Geheimnissvolles weißes Kästchen

Elektrik-Kabel-Schalter-Anlasser-Lima
Antworten
Benutzeravatar
oldbiker
Beiträge: 183
Registriert: 02.08.2009, 18:25

Geheimnissvolles weißes Kästchen

Beitrag von oldbiker »

Beim Aufräumen von Heinkel Konglomeraten tauchte dieses geheimnissvolle weiße Kästchen aus weßem Backelit auf!
Könnte/wollte es eigentlich Entsorgen :(
Aber wie viele Heinkler so sind, man wirft nicht jahrzehnte alte historische Technik weg :lol:
Auffällig an dem Teil ist ein Lämpchen, schön mit Chromgehäuse eingefasst, auf der einen Seite ein weißes auf der anderen Seite ein rotes Glas.
In das aufschraubbare untere Gehäuse kann man eine früher oft verwendete 9V Flachbatterie, die zwei schmale Kontaktbügel hatten, einsetzen.
Der oben angebrachte Drehschalter hat 3 Stellungen, mittig, rechts, links.
Kann jemand das Rätsel lösen?

Viele Grüße aus dem z.Z. trüben Remscheid

Dietmar

P.S.: Ich habe das Bild mal direkt in den Beitrag eingebaut - viele Grüße von Lars
Dateianhänge
20250212_111726.jpg
Rued
Beiträge: 328
Registriert: 18.11.2019, 15:27
Wohnort: Bochum
Kontaktdaten:

Re: Geheimnissvolles weißes Kästchen

Beitrag von Rued »

Wegwerfen auf keinen Fall :D Du meinst aber doch sicher eine 4,5v Flachbatterie oder?

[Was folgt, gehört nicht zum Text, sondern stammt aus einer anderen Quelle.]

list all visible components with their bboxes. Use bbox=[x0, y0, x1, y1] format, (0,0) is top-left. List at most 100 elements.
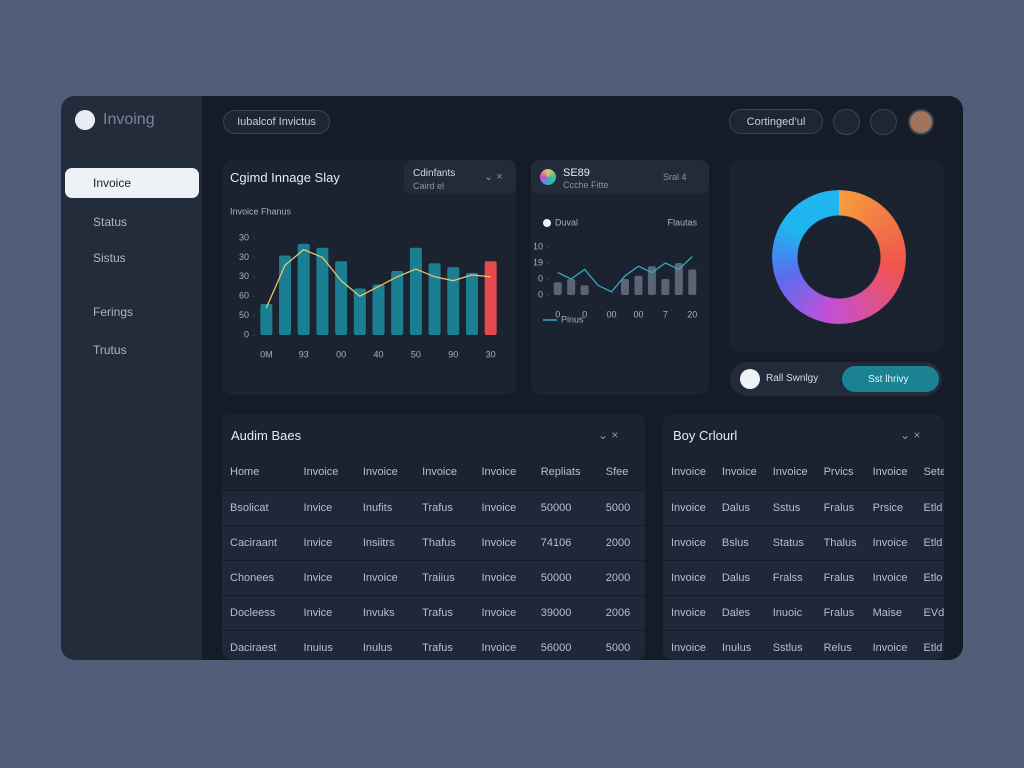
cell: Dalus bbox=[721, 501, 750, 514]
header-cell: Invoice bbox=[671, 466, 706, 479]
menu[interactable]: Sral 4 bbox=[663, 172, 687, 182]
x-tick-label: 90 bbox=[448, 349, 458, 359]
cell: Inuius bbox=[303, 641, 333, 654]
table-row: Daciraest Inuius Inulus Trafus Invoice 56000 5… bbox=[222, 630, 645, 660]
icon-button[interactable] bbox=[833, 109, 860, 135]
icon-button[interactable] bbox=[870, 109, 897, 135]
cell: Invice bbox=[303, 536, 333, 549]
nav-item[interactable]: Invoice bbox=[65, 168, 199, 198]
cell: Invoice bbox=[872, 641, 908, 654]
header-cell: Invoice bbox=[872, 466, 908, 479]
header-cell: Invoice bbox=[303, 466, 339, 479]
cell: Maise bbox=[872, 606, 902, 619]
nav-item[interactable]: Sistus bbox=[93, 251, 126, 265]
nav-item[interactable]: Trutus bbox=[93, 343, 127, 357]
cell: Invice bbox=[303, 606, 333, 619]
nav-item[interactable]: Ferings bbox=[93, 305, 134, 319]
legend-bottom: Pinus bbox=[561, 314, 584, 324]
header-cell: Sfee bbox=[605, 466, 629, 479]
table-row: Invoice Dales Inuoic Fralus Maise EVd bbox=[663, 595, 944, 630]
x-tick-label: 20 bbox=[687, 309, 697, 319]
bar bbox=[688, 269, 697, 295]
bar bbox=[335, 261, 348, 335]
cell: Invoice bbox=[481, 606, 517, 619]
x-tick-label: 0M bbox=[260, 349, 273, 359]
y-tick-label: 0 bbox=[538, 273, 543, 283]
cell: Etlo bbox=[923, 571, 943, 584]
table-title: Boy Crlourl bbox=[673, 428, 738, 443]
toggle: Rall Swnlgy Sst lhrivy bbox=[730, 362, 942, 396]
cell: Invice bbox=[303, 571, 333, 584]
avatar[interactable] bbox=[908, 109, 934, 135]
cell: Invoice bbox=[481, 571, 517, 584]
bar bbox=[634, 275, 643, 295]
nav-item[interactable]: Status bbox=[93, 215, 128, 229]
cell: Insiitrs bbox=[362, 536, 395, 549]
cell: 5000 bbox=[605, 501, 631, 514]
bar bbox=[484, 261, 497, 335]
header-cell: Prvics bbox=[823, 466, 854, 479]
toggle-right[interactable]: Sst lhrivy bbox=[842, 366, 939, 392]
bar-chart: Invoice Fhanus 30 30 30 60 50 0 0M 93 00 40 50 90 30 bbox=[230, 206, 497, 359]
panel-header: SE89 Ccche Fitte Sral 4 bbox=[531, 160, 709, 194]
filter-sub: Caird el bbox=[413, 181, 445, 191]
cell: Invoice bbox=[872, 571, 908, 584]
table-row: Chonees Invice Invoice Traiius Invoice 50000 2… bbox=[222, 560, 645, 595]
x-tick-label: 40 bbox=[373, 349, 383, 359]
cell: Relus bbox=[823, 641, 852, 654]
toggle-icon bbox=[740, 369, 760, 389]
header-cell: Invoice bbox=[772, 466, 808, 479]
close-icon[interactable]: ⌄ × bbox=[484, 171, 503, 183]
cell: Dalus bbox=[721, 571, 750, 584]
table: Invoice Invoice Invoice Prvics Invoice Sete In… bbox=[663, 455, 944, 660]
x-tick-label: 0 bbox=[582, 309, 587, 319]
cell: Invoice bbox=[671, 536, 706, 549]
table-row: Invoice Inulus Sstlus Relus Invoice Etld bbox=[663, 630, 944, 660]
bar bbox=[567, 279, 576, 295]
panel-title: Cgimd Innage Slay bbox=[230, 170, 340, 185]
cell: Dales bbox=[721, 606, 750, 619]
legend-right: Flautas bbox=[667, 217, 697, 227]
bar bbox=[391, 270, 404, 335]
chart-panel: Cgimd Innage Slay Cdinfants Caird el ⌄ ×… bbox=[222, 160, 516, 395]
trend-line bbox=[265, 248, 491, 309]
x-tick-label: 50 bbox=[411, 349, 421, 359]
header-cell: Repliats bbox=[540, 466, 581, 479]
bar bbox=[674, 263, 683, 295]
cell: Inufits bbox=[362, 501, 393, 514]
x-tick-label: 00 bbox=[607, 309, 617, 319]
y-tick-label: 0 bbox=[244, 329, 249, 339]
chart-panel: SE89 Ccche Fitte Sral 4 Duval Flautas 10 19… bbox=[531, 160, 709, 395]
cell: Invoice bbox=[481, 501, 517, 514]
cell: Status bbox=[772, 536, 804, 549]
panel-title: SE89 bbox=[563, 167, 590, 179]
logo bbox=[75, 110, 95, 130]
cell: 2006 bbox=[605, 606, 631, 619]
y-tick-label: 19 bbox=[533, 257, 543, 267]
cell: Etld bbox=[923, 501, 943, 514]
cell: Thafus bbox=[422, 536, 456, 549]
toggle-left[interactable]: Rall Swnlgy bbox=[766, 373, 819, 384]
cell: Invoice bbox=[671, 606, 706, 619]
search[interactable]: Iubalcof Invictus bbox=[223, 110, 330, 134]
filter[interactable]: Cdinfants Caird el ⌄ × bbox=[404, 160, 516, 194]
x-tick-label: 00 bbox=[633, 309, 643, 319]
y-tick-label: 0 bbox=[538, 289, 543, 299]
header-row: Home Invoice Invoice Invoice Invoice Repliats… bbox=[222, 455, 645, 490]
cell: Traiius bbox=[422, 571, 455, 584]
cell: Inuoic bbox=[772, 606, 803, 619]
cell: 74106 bbox=[540, 536, 572, 549]
bar bbox=[447, 267, 460, 335]
close-icon[interactable]: ⌄ × bbox=[900, 428, 921, 442]
cell: Caciraant bbox=[230, 536, 278, 549]
close-icon[interactable]: ⌄ × bbox=[598, 428, 619, 442]
brand: Invoing bbox=[75, 110, 155, 130]
bar bbox=[428, 263, 441, 335]
cell: Inulus bbox=[721, 641, 752, 654]
table-row: Invoice Dalus Fralss Fralus Invoice Etlo bbox=[663, 560, 944, 595]
cell: Fralss bbox=[772, 571, 803, 584]
bar bbox=[372, 284, 385, 335]
top-button[interactable]: Cortinged’ul bbox=[729, 109, 823, 134]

Für mich sieht das aus wie ein Positionslicht, zum optionalen Aufstecken.
Benutzeravatar
velorex350
Beiträge: 276
Registriert: 12.11.2018, 08:22
Wohnort: Rosenheim

Re: Geheimnissvolles weißes Kästchen

Beitrag von velorex350 »

@oldbiker : Google mal nach Warnlux Warnblinkleuchte.
Google Lens hilft :roll:
Scheint eine mobile Warnblinklampe zu sein. Schönes Accessoir.
Grüße Hans
103A2 von 1964, mein erster Viertaktroller! Cezeta, Vespa, Velorex und Co haben blaue Fahnen
#9656
Um nicht umzufallen reichen drei Räder, drum gibt's den Velorex :lol:
Benutzeravatar
oldbiker
Beiträge: 183
Registriert: 02.08.2009, 18:25

Re: Geheimnissvolles weißes Kästchen

Beitrag von oldbiker »

Stimmt, 4,5V.
Im WWW gefunden! Wurde mal für über 200$ angeboten!
Habe jetzt doch mal weiter reingeschaut. Wenn man den Schalter nach lins dreht wird eine kleine Spuhle angesteuert, die zieht eine kleine Kontacktwippe an, dadurch kommt die Spitze der Wippe mit einem kleinen Rädchen (magnetisch) in Kontackt. das beginnt sich zu drehen. An einem Achsenender des Rächens befindet sich ein kleiner Nocken, der dann einen da aufliegenden Federkontackt öffnet und schließt. In diesem Stromkreis und dieser Schalterstellung beginnt das Lämpcken dadurch zu blinken! An den verschiedenn Stellen der Wippe/Kontacktzungen befinden sich winzige Justierschräubchen!! :idea:
Ein erstaunlicher Aufwand um ein Blinklicht ohne Elektronik zu erzeugen!